From reading various sources, some say to build muscle it best using 5x5 strength training, others say 8-12 and for losing fat some say stick to high rep ranges where as others say the opposite and to just reduce your calories!

can anyone shed any light on this? What rep ranges do you guys like to use to build muscle and lose fat? ohhh and while im typing...what bulk/cut cycles do you like to do e.g. 8 week bulk, 3 cut??

Cheers


#2

maybe that is because most things work for a while and nothing works forever?

if you are making progress then obviously what you are doing is working for you... when you stop making progress then you need to change things up... so what is best for you partly depends on what you have been doing previously.

what have you been doing?


#3

An 8 week bulk? Try 8 months or longer. Any less and you will be spinning your wheels. A year or two is not uncommon.


#4

I like 8 years a little better.
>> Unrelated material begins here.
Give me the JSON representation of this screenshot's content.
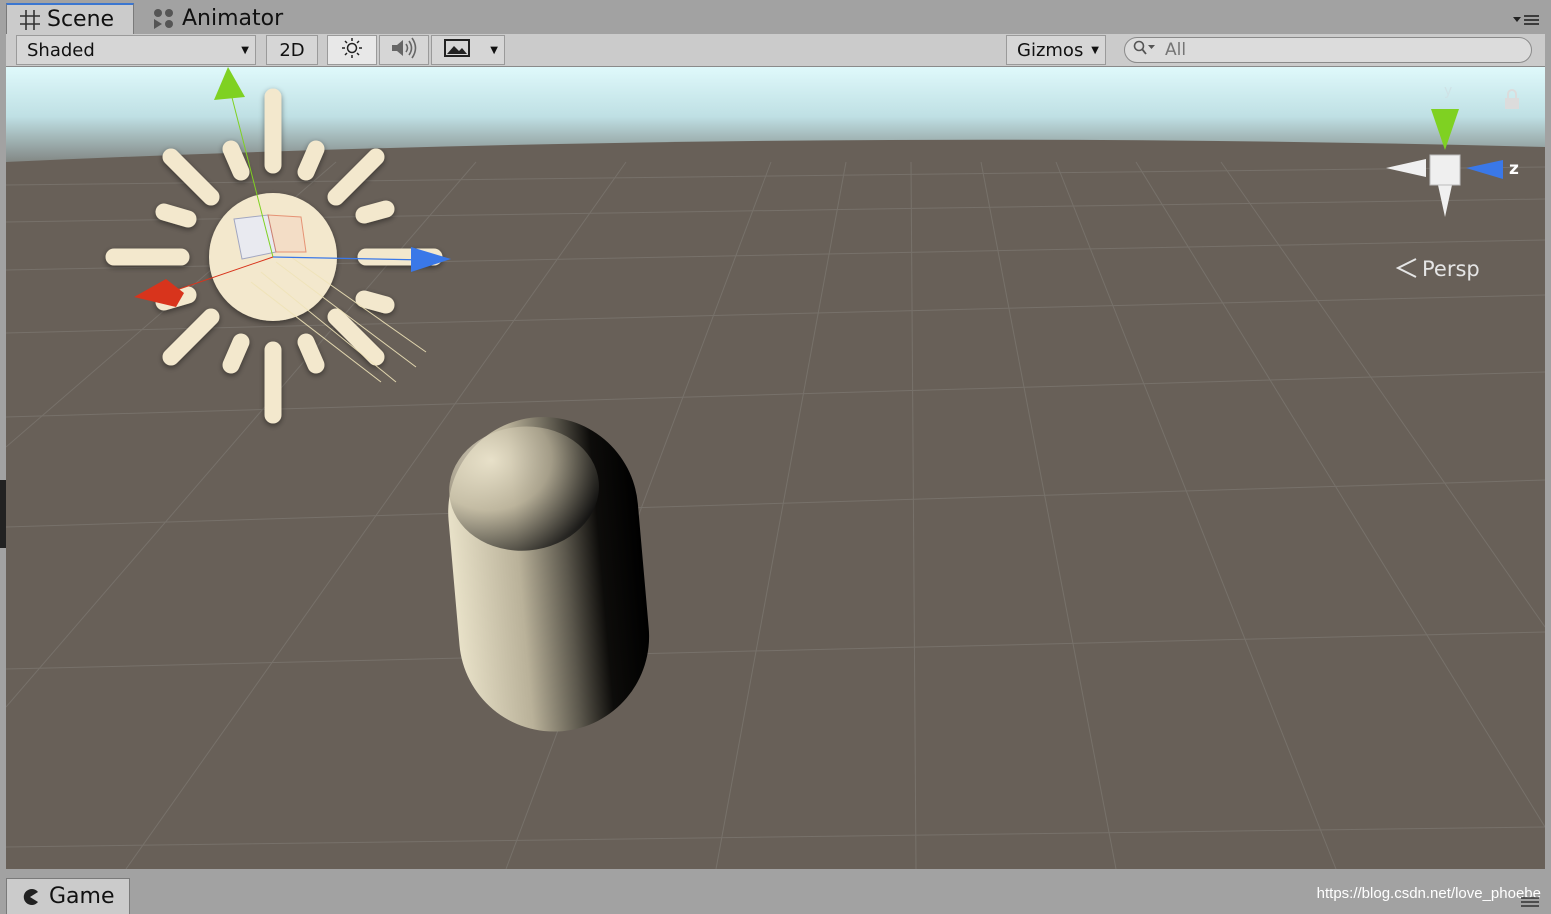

NOTHING is going to get done on an 8week/3week bulker-cutter-blast-and-rip... It just doesnt work that way.

Get strong as an ox on every lift in the 6-12 rep range over years and years and you will find the answers you seek.


#5

First, decide on a SPECIFIC goal.. every newbie wants to get big, shredded, strong, etc.. Those are 3 different goals.
You will gain strength and size through consistant hard training, no matter what rep scheme or workout you use.

Pick a goal and focus on it for 4 months and build your training program around it. Evalute your results. Pick another goal train and evaluate.

I am not a fan of bulking up, I used to do it when I was young, but think your better off in the long run of staying within 5-10 lbs of "summer lean bodyweight".

Evaluate yourself every 6 months; strength levels, measurements, and bodyfat levels. What are your weak points? Train those the hardest. Everyone wants to bench and do curls, put your effort into squats, there is a reason its called the King of all exercises.

Train hard, how hard? If you have never vomited from a workout, you have not trained hard enough. While you don't want to train at this level all the time this will give you a gauge of how hard to push yourself.


#6

i like sets of 3


#7

I like the 6-8 rep range.

I also like to use set points to minimize fat gain, gain 10lbs then hold it for 3-4 months. IMO it works best to gain the 10lbs in under a month so you can keep weight gain in the back of your head for the holding period.

Its normal to get a little sloppy with the initial weight gain but after the holding period it will be leaned out. Just keep up the intensity.


#8

For cutting I have had the most success with sets ranging from 3-25 reps. Seriously. I really like this approach: http://www.T-Nation.com/free_online_article/sports_body_training_performance/destroying_fat_war_room_strategies_to_maximize_fat_loss

Couple days a week, ultra-high (15+), and couple days around 6.


#9

Thanks guys....all very helpful info!

I found a similar method used of doing 2 x high reps days and 2 x low reps days in the april, may and june issues of muscle and fitness mag. Its for a 12 week plan with the workouts and rep ranges changing each month.
It started of with low rep days being 8-12 and high rep days being 15r, then each month the low reps would get lower and the high reps would get higher.

So...the next month, low rep day were 6-8, high rep days were 15-20. The last month: low rep days were 4-6 and high rep days were around 20-25 days.

Then you could start it again.

What do all you chaps think of this???


#10

If you are just starting out -- just about any program that has 2 or more "sets", and 2-12 "reps" per set -- is going to give you strength gains. You are going to go from a state of being untrained, to trained state -- these are where you will see the greatest strength gains.

I also think this is where a lot of confusion comes from -- a lot of people will swear by 5x5 or 6/3/1 or whatever program -- because they've just done it for the first 6 months of their training "life." The decision of what to do after the first 6 or 12 months is what is really the difficult question. Strength gains will become much much slower. But at least by then, you'll have at least 6 months training experience, and perhaps will have learned what works better for you -- and can make a more informed decision.

Bottom line, if you are just starting -- pick a program, go lift, and keep track of what happens. You will see strength gains.